During a few wakeful hours last night, I was thinking about this blog and its purpose. While obviously I use it to tease my upcoming novels (which I again thank you for continuing to read and enjoy along beside me), I do want it to have a deeper meaning. As I’ve stated before, I want this blog to be a kind of expose of life with a mental illness. I want to keep it real and sometimes even raw.
What I don’t want to do is whine. I don’t want to come across as a constant complainer, because that’s not who I am.
If I re-titled this blog it would be “Behind the silence.”
In my daily life, as I wine and dine this magnificent world, my mental illness is almost always silent. No one knows it exists except a very precious few. You might know me, might have known me for years, and you’d never be able to guess that I’m continuously waging little wars inside of my mind. I’d come across as quiet, nice, maybe a little nervous but nothing out of the ordinary.
That is how I live with my mental illness outside of this blog. It may be cowardice, I don’t know. I think it’s more about me not wanting to complain, to whine, to fuss about the stupidest little things. I don’t want to be a bother, a burden to anyone.
I break it here and, oftentimes, only here. I thank you for listening and for trying to understand. I thank you for allowing me to rant and rave and curse the fates here. This is the voice behind my silence. Thank you for accepting it.
Merry Christmas everyone!
Chapter Two: Snoring Dragons on Blistering Cold Days
“For his part, Frye didn’t seem surprised by the question. In fact, he cozied up to it right away. Leaning forward over his knees, Frye steepled his hands together and smiled. “I prefer something warm and thick, something you can feel in your throat as it goes down.”” (page 34)

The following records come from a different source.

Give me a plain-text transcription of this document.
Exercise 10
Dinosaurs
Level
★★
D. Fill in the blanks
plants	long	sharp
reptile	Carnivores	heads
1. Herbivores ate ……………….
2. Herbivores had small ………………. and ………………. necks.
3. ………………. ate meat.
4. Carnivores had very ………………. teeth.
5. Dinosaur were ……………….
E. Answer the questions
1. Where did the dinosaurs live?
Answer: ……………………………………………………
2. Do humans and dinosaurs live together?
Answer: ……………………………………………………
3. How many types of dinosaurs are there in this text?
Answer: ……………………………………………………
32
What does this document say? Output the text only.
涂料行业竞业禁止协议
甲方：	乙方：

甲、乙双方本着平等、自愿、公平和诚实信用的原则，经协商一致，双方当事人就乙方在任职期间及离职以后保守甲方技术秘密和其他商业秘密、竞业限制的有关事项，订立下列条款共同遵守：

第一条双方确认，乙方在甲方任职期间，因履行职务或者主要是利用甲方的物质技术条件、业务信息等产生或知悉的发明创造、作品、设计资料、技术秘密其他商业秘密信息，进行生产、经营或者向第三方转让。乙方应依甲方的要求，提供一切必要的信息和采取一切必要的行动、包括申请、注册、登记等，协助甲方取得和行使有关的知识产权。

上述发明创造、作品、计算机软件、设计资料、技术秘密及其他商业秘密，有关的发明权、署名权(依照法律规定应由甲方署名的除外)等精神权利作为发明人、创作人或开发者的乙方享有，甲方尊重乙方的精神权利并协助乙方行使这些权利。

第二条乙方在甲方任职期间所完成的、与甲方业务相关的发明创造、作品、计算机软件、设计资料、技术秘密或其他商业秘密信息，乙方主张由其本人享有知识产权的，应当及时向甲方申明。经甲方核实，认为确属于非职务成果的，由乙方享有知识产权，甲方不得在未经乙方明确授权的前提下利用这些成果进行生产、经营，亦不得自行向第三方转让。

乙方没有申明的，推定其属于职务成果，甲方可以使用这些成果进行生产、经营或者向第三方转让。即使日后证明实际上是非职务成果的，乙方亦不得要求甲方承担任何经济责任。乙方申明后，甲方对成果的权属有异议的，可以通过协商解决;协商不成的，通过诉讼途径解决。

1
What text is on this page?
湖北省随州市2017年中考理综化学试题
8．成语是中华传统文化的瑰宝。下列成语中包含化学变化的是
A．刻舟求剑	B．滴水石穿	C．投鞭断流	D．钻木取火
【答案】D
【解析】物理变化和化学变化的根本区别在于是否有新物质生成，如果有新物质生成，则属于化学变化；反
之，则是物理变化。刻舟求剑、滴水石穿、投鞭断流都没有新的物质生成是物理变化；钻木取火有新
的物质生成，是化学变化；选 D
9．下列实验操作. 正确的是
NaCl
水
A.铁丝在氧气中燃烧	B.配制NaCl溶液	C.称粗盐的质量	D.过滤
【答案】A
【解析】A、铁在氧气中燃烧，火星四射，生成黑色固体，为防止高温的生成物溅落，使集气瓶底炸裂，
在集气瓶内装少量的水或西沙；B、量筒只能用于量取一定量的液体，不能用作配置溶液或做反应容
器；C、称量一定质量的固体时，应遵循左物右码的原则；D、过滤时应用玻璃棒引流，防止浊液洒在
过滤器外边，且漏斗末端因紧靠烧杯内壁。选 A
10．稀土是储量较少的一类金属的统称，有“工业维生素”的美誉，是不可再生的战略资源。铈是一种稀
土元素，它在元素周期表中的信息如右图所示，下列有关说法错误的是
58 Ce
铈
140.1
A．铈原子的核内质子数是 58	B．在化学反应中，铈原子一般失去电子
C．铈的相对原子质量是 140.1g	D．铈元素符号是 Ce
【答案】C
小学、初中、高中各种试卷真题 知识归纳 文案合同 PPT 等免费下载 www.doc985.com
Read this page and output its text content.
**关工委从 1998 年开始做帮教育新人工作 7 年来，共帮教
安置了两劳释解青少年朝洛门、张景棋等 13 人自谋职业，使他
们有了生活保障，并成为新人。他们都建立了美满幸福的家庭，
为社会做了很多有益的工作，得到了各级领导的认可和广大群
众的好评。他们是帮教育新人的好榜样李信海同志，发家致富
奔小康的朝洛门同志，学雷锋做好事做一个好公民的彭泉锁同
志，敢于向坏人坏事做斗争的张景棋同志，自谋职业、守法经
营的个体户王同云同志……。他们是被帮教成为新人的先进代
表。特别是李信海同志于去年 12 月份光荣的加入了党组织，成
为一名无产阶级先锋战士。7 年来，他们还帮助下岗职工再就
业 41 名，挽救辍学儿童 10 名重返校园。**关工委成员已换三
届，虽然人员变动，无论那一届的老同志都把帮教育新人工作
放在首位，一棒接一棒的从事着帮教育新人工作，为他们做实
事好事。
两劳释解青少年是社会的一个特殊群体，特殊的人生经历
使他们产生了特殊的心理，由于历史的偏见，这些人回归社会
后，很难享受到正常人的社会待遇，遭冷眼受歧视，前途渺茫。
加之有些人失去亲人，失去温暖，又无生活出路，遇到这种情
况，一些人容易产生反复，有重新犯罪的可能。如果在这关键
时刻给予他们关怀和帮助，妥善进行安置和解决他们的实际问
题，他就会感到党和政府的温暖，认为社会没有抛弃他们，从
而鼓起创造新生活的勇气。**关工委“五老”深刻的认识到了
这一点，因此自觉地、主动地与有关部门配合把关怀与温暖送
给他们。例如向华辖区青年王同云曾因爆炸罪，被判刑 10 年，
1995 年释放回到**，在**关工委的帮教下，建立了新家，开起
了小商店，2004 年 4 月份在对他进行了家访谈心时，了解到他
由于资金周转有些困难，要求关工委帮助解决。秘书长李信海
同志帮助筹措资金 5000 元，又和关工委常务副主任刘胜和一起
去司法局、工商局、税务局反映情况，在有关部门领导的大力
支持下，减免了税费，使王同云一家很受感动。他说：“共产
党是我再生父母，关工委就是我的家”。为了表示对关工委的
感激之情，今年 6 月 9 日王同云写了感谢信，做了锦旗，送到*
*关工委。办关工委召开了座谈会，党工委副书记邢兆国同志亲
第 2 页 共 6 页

Lest I forget my reindeer game of the day…
I imagine Prancer to be…
A man high in the Viennese society, a man rich in both ideals and money. A loyal Austrian who would give his life for the freedom of his country from the German regime, he realizes that he is more valuable to the resistance alive rather than dead. His connections with Vienna’s aristrocracy, his business dealings with the Nazi occupiers affords him opportunities that few men have in the war to sabotage the Germans from the top down. The risks he takes are great, his future a self-confessed bleak one… but when he finds a man with a heart as true as his own, has Prancer found his true reason to live or simply a wolf in sheep’s clothing?